Il y a cinq ans, j’ai beaucoup discuté avec Manon Labry, auteure qui travaille sur l’histoire culturelle des États-Unis. Son livre Riot Grrrls analyse des groupes punks féministes, notamment la mouvance de la petite ville d’Olympia, dans l’État de Washington, qui a été un centre de création musicale, de styles réputés virils, et de féminisme radical. Faire une histoire populaire des féminismes, c’est aller chercher ces courants qui se sont développés dans l’ombre de l’histoire officielle, et plutôt en bas. J’envisage le féminisme comme quelque chose qui est en deçà d’une manifestation politique à proprement parler : plus prosaïque, plus quotidien. Avec Feu !, j’ai essayé de penser la dimension politique à cette échelle-là, c’est-à-dire micropolitique, celle de nos vies et de nos cheminements, qui sont à la fois très individuels, mais peuvent s’écrire au « Je » comme au « Nous », et qui font écho à d’autres mobilisations. Je parle des fanzines, des squatteuses, des ateliers autogérés, des festivals ladyfest, des quartiers populaires ou des Gilets jaunes. Il s’agit aussi de ramener de la conflictualité et de l’antagonisme de classe, au sein des récits des féminismes.

 

Parmi la pluralité de féminismes, il y a des courants « sans label ». Comment faire pour penser ces mouvements-là sans, justement, les étiqueter, ni les étouffer sous la théorie ?

Quand je parle de « féminisme sans label », je veux critiquer les mécanismes de reconnaissance qui viennent nous adouber ou pas, nous mettre soit là, soit là. Comme si ces mouvements demandaient à être reconnus par une instance tierce ! Reconnus mais par qui ? Par quels récits ? Par quelle institution ? Quelle historiographie ? Quelle instance politique va dire : « ça, c’est féministe » et « ça n’en est pas » ? Cette logique excluante est problématique. En tant que théoricienne et philosophe, je dis plutôt : la pratique est théorique, la théorie est pratique. C’est même la base de l’épistémologie féministe. Je crois par exemple que les squats féministes sont les meilleures universités et les réunions Tupperware des groupes de conscientisation féministe très forts. La force du féminisme est d’aller à la base des dichotomies entre théorie/pratique, universitaire/militant, politique/privé, et de les faire exploser.

 

Pensez-vous que nous sommes en train de vivre un nouvel embrasement féministe ?

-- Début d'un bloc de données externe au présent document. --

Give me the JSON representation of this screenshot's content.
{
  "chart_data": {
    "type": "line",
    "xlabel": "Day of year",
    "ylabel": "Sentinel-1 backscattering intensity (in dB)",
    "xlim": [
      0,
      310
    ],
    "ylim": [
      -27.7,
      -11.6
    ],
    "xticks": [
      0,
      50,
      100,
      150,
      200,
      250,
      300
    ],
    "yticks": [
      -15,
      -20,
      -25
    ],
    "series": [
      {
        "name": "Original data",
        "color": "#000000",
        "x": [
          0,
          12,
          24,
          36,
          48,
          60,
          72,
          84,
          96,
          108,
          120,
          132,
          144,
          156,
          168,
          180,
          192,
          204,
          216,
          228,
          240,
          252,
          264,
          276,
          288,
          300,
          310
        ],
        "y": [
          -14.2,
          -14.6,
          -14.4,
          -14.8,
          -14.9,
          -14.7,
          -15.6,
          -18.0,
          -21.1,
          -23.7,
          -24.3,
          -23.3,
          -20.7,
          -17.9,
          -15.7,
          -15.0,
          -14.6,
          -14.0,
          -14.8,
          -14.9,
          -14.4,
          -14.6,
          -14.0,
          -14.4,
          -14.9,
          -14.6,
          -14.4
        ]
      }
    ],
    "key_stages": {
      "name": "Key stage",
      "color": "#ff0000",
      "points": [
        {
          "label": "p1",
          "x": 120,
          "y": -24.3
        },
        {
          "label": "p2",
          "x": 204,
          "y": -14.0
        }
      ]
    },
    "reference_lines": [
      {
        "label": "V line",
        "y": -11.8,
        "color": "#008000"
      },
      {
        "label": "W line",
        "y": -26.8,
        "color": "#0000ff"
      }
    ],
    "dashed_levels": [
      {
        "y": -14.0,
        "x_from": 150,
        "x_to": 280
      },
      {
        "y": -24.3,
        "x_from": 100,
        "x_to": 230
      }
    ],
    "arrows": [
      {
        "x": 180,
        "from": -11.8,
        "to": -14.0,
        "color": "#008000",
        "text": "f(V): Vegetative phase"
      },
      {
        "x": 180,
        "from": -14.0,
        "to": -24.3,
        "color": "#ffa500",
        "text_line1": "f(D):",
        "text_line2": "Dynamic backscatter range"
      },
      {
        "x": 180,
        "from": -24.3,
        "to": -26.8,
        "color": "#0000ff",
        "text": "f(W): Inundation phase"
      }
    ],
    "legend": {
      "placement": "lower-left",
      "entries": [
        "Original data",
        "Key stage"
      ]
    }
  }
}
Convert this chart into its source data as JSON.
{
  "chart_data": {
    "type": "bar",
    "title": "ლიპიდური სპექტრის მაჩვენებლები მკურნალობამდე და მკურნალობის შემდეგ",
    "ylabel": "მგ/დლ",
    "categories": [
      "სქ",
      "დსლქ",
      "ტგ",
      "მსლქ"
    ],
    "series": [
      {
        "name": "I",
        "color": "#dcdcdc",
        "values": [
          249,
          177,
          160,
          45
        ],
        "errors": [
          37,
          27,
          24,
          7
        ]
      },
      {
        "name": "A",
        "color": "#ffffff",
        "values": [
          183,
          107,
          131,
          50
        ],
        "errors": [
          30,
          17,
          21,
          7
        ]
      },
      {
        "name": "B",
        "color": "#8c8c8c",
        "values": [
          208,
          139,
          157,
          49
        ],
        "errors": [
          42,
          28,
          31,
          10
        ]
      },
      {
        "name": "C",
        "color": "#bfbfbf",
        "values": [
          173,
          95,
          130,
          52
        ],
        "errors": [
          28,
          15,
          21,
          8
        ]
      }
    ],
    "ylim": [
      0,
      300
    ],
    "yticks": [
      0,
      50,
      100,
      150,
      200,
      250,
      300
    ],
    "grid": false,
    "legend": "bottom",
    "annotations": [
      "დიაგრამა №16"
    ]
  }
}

Dans l’histoire des mouvements sociaux et des insurrections, il y a des moments où plusieurs mobilisations convergent : s’en dégage une forme d’embrasement, au sens propre du terme. Un certain nombre de frontières – qu’elles soient politiques, sociales, théoriques ou même géographiques – sont à ce moment-là transgressées. Les luttes, certains cortèges par exemple, prennent en visibilité. Aujourd’hui, c’est clairement le cas de la lutte féministe. Le féminisme est dans une position révolutionnaire, là, maintenant. On a tendance à faire débuter cette séquence politique avec le mouvement MeToo, en 2017. Mais si on y réfléchit un peu plus attentivement, en France, elle commence au début des années 2000, avec un renouvellement générationnel à l’université, comme dans la rue. Toute une population se politise, non seulement fait des thèses, mais obtient des postes et poursuit un mouvement d’institutionnalisation des problématiques féministes. Leur bibliothèque est renouvelée, leur corpus étoffé de textes anglophones notamment. Les mobilisations s’orientent sur trois problématiques majeures : le sexisme avant 2001 ; le racisme en 2004-2005, avec la loi qui discrimine les femmes portant le foulard ; et enfin la sexualité, qui avait eu tendance à disparaître de la recherche féministe en France. Cela a coïncidé avec l’abandon de « papa » Bourdieu et le rejet de son cadre théorique, qui avait réduit considérablement les outils de réflexion à la domination masculine. Il s’agissait alors de repolitiser le patriarcat, son articulation avec le capitalisme, d’y intégrer les questions d’écologie, de santé, du travail… Depuis ce moment-là, le foyer féministe est entretenu en continu. Et de nouveaux foyers sont en train de prendre un peu partout.

 

Ceci explique-t-il la violence du backlash, ce retour de bâton réactionnaire ?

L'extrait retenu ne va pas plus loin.